The simplest and oldest method for measuring soil water content is called the gravimetric method. In this method, a soil sample is weighed, then oven-dried at 105°C to a constant weight and the final dry weight is recorded. This drying temperature is above the boiling temperature for water but below temperatures at which soil organic matter would be lost by heating. If the volume of the soil sample is unknown, then only the gravimetric water content can be  determined using this method. If the volume of the sample is known, then the bulk density and volumetric water content can also be determined. In practice, a fixed drying time of 24 hours is often used because it is more convenient than repeatedly weighing the sample to determine if a constant weight has been reached. The primary requirements for this method then are an accurate balance and an oven that can safely hold a constant temperature unattended for 24 hours.

In contrast to the simplicity of the gravimetric method, powerful new methods of measuring and monitoring soil water content involve a diverse array of cutting-edge technologies. Now satellites orbit the Earth carefully mapping the emission of electromagnetic radiation from the land surface in the microwave wavelength range, and these data are used to estimate the volumetric water content of the 0-5 cm soil layer around the globe with ~9 km spatial resolution [2, 3]. Researchers are also learning to extract information about soil water content from the satellite-generated signals received by antennas of Global Positioning Systems because a portion of those signals comes from reflections off the land surface [4, 5].

Meanwhile, neutrons generated by cosmic-rays are detected with stationary or mobile neutron counters at the land surface and used to estimate volumetric water content of the surface soil to a depth of up to 40 cm with a spatial resolution of ~400 m [6, 7]. For higher spatial resolution, researchers deploy fiber optic distributed temperature sensing systems with or without active heating capabilities. These systems can measure soil temperatures at 1-m resolution and 1-min intervals along paths of 1-km length or greater, and the soil temperature data can be used to infer soil volumetric water content [8, 9]. Fig. 3‑2 shows some of the equipment in a field experiment called the Marena, Oklahoma, In Situ Sensor Testbed (MOISST) where many of the established and emerging soil moisture measurement technologies are inter-compared [10].

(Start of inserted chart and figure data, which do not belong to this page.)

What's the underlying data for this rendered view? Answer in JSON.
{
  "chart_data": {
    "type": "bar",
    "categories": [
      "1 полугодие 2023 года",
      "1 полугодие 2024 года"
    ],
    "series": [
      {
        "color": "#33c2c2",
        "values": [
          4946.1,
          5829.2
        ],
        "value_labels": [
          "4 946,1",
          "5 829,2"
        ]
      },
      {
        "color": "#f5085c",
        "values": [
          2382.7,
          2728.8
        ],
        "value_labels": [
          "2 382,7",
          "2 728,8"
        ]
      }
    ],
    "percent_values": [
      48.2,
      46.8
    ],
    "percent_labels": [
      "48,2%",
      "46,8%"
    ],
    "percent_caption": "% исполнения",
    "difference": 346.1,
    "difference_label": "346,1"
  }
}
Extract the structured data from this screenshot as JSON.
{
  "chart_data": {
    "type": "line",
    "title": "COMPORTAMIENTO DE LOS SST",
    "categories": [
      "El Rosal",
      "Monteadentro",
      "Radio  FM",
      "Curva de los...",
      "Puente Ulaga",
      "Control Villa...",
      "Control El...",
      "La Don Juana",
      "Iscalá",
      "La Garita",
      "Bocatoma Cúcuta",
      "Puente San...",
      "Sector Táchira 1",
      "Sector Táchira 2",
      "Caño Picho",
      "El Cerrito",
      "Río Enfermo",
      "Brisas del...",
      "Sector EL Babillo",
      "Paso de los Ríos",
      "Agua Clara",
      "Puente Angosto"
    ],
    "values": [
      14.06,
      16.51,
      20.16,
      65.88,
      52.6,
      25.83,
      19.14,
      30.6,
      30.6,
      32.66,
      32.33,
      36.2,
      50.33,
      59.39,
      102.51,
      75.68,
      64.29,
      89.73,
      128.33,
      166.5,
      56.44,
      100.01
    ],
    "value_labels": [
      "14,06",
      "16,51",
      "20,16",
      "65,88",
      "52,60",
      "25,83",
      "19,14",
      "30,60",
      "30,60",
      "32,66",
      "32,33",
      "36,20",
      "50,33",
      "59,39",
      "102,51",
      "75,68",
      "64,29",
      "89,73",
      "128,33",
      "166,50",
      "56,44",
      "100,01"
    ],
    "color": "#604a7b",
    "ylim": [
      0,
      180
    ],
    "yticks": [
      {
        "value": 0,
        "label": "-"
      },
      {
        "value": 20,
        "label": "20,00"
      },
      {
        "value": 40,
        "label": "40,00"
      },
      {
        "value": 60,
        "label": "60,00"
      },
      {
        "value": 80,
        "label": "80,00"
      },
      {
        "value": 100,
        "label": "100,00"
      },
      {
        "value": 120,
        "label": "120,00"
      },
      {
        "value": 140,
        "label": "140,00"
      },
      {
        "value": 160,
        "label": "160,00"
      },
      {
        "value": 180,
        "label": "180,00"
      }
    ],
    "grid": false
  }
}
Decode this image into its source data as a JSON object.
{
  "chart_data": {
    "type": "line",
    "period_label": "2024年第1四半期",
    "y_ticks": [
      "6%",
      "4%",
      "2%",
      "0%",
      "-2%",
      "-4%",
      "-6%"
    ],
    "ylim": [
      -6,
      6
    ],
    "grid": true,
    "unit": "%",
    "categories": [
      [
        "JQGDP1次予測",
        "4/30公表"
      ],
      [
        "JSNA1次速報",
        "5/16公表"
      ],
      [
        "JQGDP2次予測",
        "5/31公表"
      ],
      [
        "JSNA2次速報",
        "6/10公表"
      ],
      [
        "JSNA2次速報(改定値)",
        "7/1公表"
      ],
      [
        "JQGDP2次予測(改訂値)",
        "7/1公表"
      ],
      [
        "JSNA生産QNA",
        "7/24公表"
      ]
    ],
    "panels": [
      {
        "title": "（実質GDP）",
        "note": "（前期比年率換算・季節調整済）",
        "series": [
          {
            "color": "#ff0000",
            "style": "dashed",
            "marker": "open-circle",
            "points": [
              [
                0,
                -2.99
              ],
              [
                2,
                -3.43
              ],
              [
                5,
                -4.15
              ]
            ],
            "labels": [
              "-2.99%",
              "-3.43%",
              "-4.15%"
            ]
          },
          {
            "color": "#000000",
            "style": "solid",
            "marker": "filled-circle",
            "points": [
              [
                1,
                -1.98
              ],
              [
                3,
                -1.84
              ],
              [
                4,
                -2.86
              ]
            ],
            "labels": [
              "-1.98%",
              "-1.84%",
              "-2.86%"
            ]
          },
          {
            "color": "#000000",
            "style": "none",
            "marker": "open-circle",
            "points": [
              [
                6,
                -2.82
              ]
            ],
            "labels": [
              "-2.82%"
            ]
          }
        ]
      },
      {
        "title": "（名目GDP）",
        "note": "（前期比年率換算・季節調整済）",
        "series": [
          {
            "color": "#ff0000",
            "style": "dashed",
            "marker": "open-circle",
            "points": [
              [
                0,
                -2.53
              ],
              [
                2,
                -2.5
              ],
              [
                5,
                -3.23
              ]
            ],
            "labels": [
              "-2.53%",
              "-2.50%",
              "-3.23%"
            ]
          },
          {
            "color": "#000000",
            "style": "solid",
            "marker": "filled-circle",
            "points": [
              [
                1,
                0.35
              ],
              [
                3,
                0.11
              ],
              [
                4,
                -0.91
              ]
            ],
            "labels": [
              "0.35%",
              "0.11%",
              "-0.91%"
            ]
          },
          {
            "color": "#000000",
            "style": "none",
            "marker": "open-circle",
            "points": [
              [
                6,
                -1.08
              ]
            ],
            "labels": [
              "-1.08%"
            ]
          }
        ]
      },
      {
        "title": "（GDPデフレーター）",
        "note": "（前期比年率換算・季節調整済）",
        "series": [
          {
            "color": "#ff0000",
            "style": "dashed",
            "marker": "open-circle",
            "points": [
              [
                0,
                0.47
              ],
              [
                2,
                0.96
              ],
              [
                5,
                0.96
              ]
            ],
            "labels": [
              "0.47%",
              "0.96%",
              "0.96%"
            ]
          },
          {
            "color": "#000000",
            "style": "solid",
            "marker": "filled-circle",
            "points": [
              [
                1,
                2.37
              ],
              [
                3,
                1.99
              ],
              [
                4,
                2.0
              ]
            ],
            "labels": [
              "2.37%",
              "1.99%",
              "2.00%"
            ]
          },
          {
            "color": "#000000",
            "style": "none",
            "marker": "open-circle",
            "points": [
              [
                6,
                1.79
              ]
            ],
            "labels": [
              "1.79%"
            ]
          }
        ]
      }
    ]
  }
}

Add to these techniques the steady progression of new electromagnetic and thermal sensors that permit long-term, automated monitoring of soil volumetric water content at a single point [11] , a progression that began with the seminal work of Topp et al. [12] who used a technique called time domain reflectometry (TDR). You can see that development of improved methods for measuring soil water content has been a major focus in soil physics and related disciplines, and you can understand why soil water content data are becoming increasingly available around the world [13]. One of the great opportunities for researchers today is to find creative ways to use these data for societal benefit whether for improved drought monitoring, more accurate streamflow forecasting, increased wildfire preparedness, or a host of other potential applications [14-16].